After agreeing to settle with Amgen over its oncology biosimilars, Pfizer issued a new patent lawsuit against 5 companies over the development of Brenzys, an etanercept biosimilar, in Australia.
Pfizer and its subsidiary Hospira were previously involved in a patent dispute over the development and marketing of its biosimilars referencing Neupogen (filgrastim) and Neulasta (pegfilgrastim), both of which were developed by Amgen and are used to treat patients undergoing chemotherapy who are at risk of developing febrile neutropenia.
According to reports from Bloomberg Law, Amgen settled with Pfizer in September 2021 for its filgrastim biosimilar and in March 2022 for its pegfilgrastim biosimilar. However, Pfizer seems to be taking a page out of Amgen’s handbook by filing a patent lawsuit against Samsung Bioepis, Merck, Sharp & Dohme, Organon, and Arrow to stop the marketing of Brenzys, which is a biosimilar referencing Enbrel (etanercept), in Australia.
In the court documents, Pfizer alleged that the respondents infringed Australian Patent No. 2005280034, a patent that covers cell culture methods. Brenzys; also known as SB4, Eticovo, and Benepali depending on the country where the drug is being marketed; was approved for use by Australia’s Therapeutic Good Administration in 2016.

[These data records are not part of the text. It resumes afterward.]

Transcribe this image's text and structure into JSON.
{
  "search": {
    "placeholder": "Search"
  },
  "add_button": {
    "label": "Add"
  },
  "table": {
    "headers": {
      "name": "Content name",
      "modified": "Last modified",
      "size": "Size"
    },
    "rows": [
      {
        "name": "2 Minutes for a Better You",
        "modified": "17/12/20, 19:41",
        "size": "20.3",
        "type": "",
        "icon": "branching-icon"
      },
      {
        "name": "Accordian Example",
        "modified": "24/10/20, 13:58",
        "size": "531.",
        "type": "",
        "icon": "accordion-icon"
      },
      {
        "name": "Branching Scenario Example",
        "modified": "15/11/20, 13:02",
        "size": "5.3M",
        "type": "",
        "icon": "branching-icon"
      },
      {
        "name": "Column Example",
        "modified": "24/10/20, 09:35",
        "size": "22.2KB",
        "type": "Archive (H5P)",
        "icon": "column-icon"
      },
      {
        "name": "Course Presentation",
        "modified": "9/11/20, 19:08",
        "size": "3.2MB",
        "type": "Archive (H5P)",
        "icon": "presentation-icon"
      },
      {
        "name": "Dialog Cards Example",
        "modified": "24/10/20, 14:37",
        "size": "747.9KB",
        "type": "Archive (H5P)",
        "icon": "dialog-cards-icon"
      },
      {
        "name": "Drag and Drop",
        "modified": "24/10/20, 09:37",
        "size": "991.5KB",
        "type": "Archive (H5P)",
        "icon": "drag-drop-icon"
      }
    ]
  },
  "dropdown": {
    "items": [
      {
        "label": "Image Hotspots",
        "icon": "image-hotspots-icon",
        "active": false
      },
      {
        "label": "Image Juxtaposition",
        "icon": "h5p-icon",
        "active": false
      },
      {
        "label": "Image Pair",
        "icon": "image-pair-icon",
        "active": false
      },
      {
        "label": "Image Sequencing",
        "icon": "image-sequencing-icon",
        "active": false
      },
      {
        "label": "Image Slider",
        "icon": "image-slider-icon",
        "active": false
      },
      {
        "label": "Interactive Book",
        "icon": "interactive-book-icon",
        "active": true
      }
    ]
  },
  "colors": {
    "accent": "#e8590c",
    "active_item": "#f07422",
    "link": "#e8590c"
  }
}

Although reference product manufacturers frequently sue biosimilar manufacturers over patent infringement, often resulting in pay-for-delay agreements, in which the biosimilar manufacturer is paid by the reference biologic manufacturer to delay entry of the biosimilar to the market, Pfizer is seeking damages from the sales of the biosimilar in Australia and for the barring of future sales of the drug until Pfizer’s patent expires.
Currently, Pfizer shares marketing rights with Amgen over reference etanercept. Amgen is notorious for suing biosimilar manufacturers to delay etanercept competition in the United States, where etanercept biosimilars are barred from entering the market until 2029. There are currently 2 FDA-approved etanercept biosimilars, including Eticovo (etanercept-ykro).

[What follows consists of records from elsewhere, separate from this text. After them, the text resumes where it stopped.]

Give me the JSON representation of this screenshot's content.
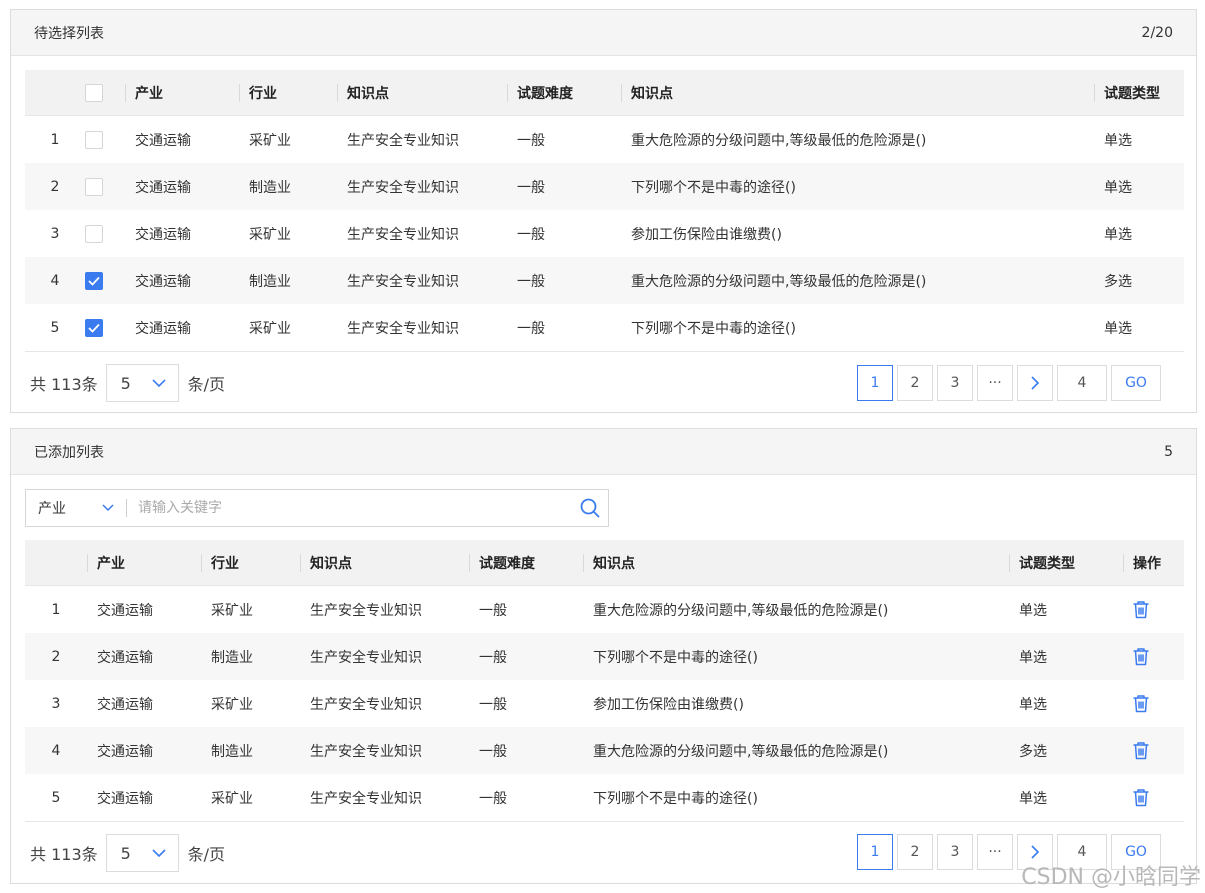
{
  "top_panel": {
    "title": "待选择列表",
    "counter": "2/20",
    "columns": [
      "产业",
      "行业",
      "知识点",
      "试题难度",
      "知识点",
      "试题类型"
    ],
    "rows": [
      {
        "index": "1",
        "checked": false,
        "industry": "交通运输",
        "trade": "采矿业",
        "knowledge": "生产安全专业知识",
        "difficulty": "一般",
        "question": "重大危险源的分级问题中,等级最低的危险源是()",
        "type": "单选"
      },
      {
        "index": "2",
        "checked": false,
        "industry": "交通运输",
        "trade": "制造业",
        "knowledge": "生产安全专业知识",
        "difficulty": "一般",
        "question": "下列哪个不是中毒的途径()",
        "type": "单选"
      },
      {
        "index": "3",
        "checked": false,
        "industry": "交通运输",
        "trade": "采矿业",
        "knowledge": "生产安全专业知识",
        "difficulty": "一般",
        "question": "参加工伤保险由谁缴费()",
        "type": "单选"
      },
      {
        "index": "4",
        "checked": true,
        "industry": "交通运输",
        "trade": "制造业",
        "knowledge": "生产安全专业知识",
        "difficulty": "一般",
        "question": "重大危险源的分级问题中,等级最低的危险源是()",
        "type": "多选"
      },
      {
        "index": "5",
        "checked": true,
        "industry": "交通运输",
        "trade": "采矿业",
        "knowledge": "生产安全专业知识",
        "difficulty": "一般",
        "question": "下列哪个不是中毒的途径()",
        "type": "单选"
      }
    ],
    "pagination": {
      "total_label": "共 113条",
      "page_size": "5",
      "per_page_label": "条/页",
      "pages": [
        "1",
        "2",
        "3"
      ],
      "ellipsis": "···",
      "jump_value": "4",
      "go_label": "GO"
    }
  },
  "bottom_panel": {
    "title": "已添加列表",
    "counter": "5",
    "search": {
      "select_value": "产业",
      "placeholder": "请输入关键字"
    },
    "columns": [
      "产业",
      "行业",
      "知识点",
      "试题难度",
      "知识点",
      "试题类型",
      "操作"
    ],
    "rows": [
      {
        "index": "1",
        "industry": "交通运输",
        "trade": "采矿业",
        "knowledge": "生产安全专业知识",
        "difficulty": "一般",
        "question": "重大危险源的分级问题中,等级最低的危险源是()",
        "type": "单选",
        "action_icon": "trash-icon"
      },
      {
        "index": "2",
        "industry": "交通运输",
        "trade": "制造业",
        "knowledge": "生产安全专业知识",
        "difficulty": "一般",
        "question": "下列哪个不是中毒的途径()",
        "type": "单选",
        "action_icon": "trash-icon"
      },
      {
        "index": "3",
        "industry": "交通运输",
        "trade": "采矿业",
        "knowledge": "生产安全专业知识",
        "difficulty": "一般",
        "question": "参加工伤保险由谁缴费()",
        "type": "单选",
        "action_icon": "trash-icon"
      },
      {
        "index": "4",
        "industry": "交通运输",
        "trade": "制造业",
        "knowledge": "生产安全专业知识",
        "difficulty": "一般",
        "question": "重大危险源的分级问题中,等级最低的危险源是()",
        "type": "多选",
        "action_icon": "trash-icon"
      },
      {
        "index": "5",
        "industry": "交通运输",
        "trade": "采矿业",
        "knowledge": "生产安全专业知识",
        "difficulty": "一般",
        "question": "下列哪个不是中毒的途径()",
        "type": "单选",
        "action_icon": "trash-icon"
      }
    ],
    "pagination": {
      "total_label": "共 113条",
      "page_size": "5",
      "per_page_label": "条/页",
      "pages": [
        "1",
        "2",
        "3"
      ],
      "ellipsis": "···",
      "jump_value": "4",
      "go_label": "GO"
    }
  },
  "colors": {
    "accent": "#3a7bf0",
    "header_bg": "#f5f5f5",
    "stripe_bg": "#f7f7f7",
    "border": "#dcdcdc"
  },
  "watermark": "CSDN @小晗同学"
}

In the European Union, Brenzys is marketed as Benepali and was granted marketing authorization in January 2016. There are a total of 3 etanercept biosimilars approved in the European Union.

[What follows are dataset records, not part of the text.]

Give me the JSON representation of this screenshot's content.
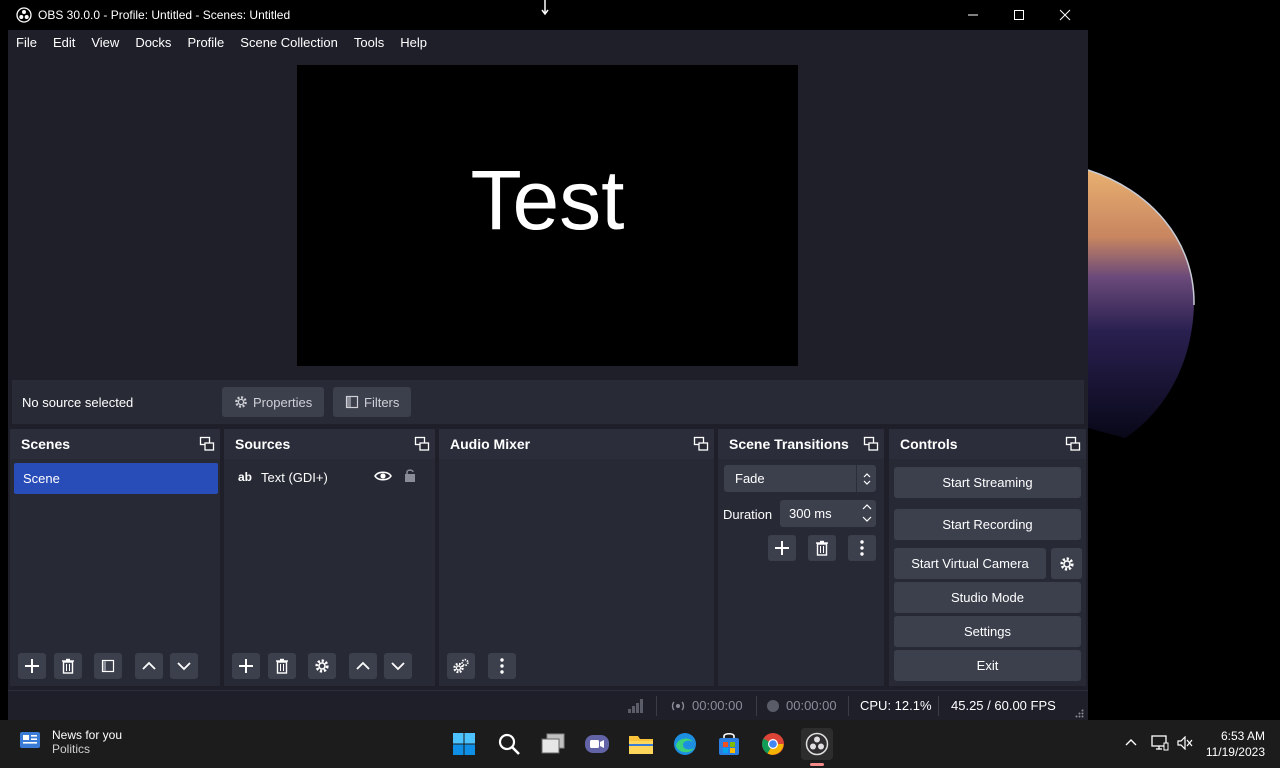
{
  "window": {
    "title": "OBS 30.0.0 - Profile: Untitled - Scenes: Untitled"
  },
  "menu": [
    "File",
    "Edit",
    "View",
    "Docks",
    "Profile",
    "Scene Collection",
    "Tools",
    "Help"
  ],
  "preview": {
    "text": "Test"
  },
  "source_toolbar": {
    "status": "No source selected",
    "properties_label": "Properties",
    "filters_label": "Filters"
  },
  "docks": {
    "scenes": {
      "title": "Scenes",
      "items": [
        "Scene"
      ]
    },
    "sources": {
      "title": "Sources",
      "items": [
        {
          "icon": "ab",
          "label": "Text (GDI+)"
        }
      ]
    },
    "audio_mixer": {
      "title": "Audio Mixer"
    },
    "scene_transitions": {
      "title": "Scene Transitions",
      "transition": "Fade",
      "duration_label": "Duration",
      "duration_value": "300 ms"
    },
    "controls": {
      "title": "Controls",
      "start_streaming": "Start Streaming",
      "start_recording": "Start Recording",
      "start_virtual_camera": "Start Virtual Camera",
      "studio_mode": "Studio Mode",
      "settings": "Settings",
      "exit": "Exit"
    }
  },
  "status_bar": {
    "stream_time": "00:00:00",
    "record_time": "00:00:00",
    "cpu": "CPU: 12.1%",
    "fps": "45.25 / 60.00 FPS"
  },
  "taskbar": {
    "news_title": "News for you",
    "news_subtitle": "Politics",
    "time": "6:53 AM",
    "date": "11/19/2023"
  },
  "colors": {
    "accent": "#284cb8",
    "panel": "#272935",
    "button": "#3c404d",
    "background": "#1e1f29"
  }
}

In 2016, Brenzys was approved in Canada for the treatment of moderate-to-severe rheumatoid arthritis in adults and ankylosing spondylitis. In September 2020, it received expanded indications to include plaque psoriasis, psoriatic arthritis, and juvenile idiopathic arthritis. There are 2 etanercept biosimilars approved in Canada. Brenzys was also approved for marketing in Brazil in September 2019.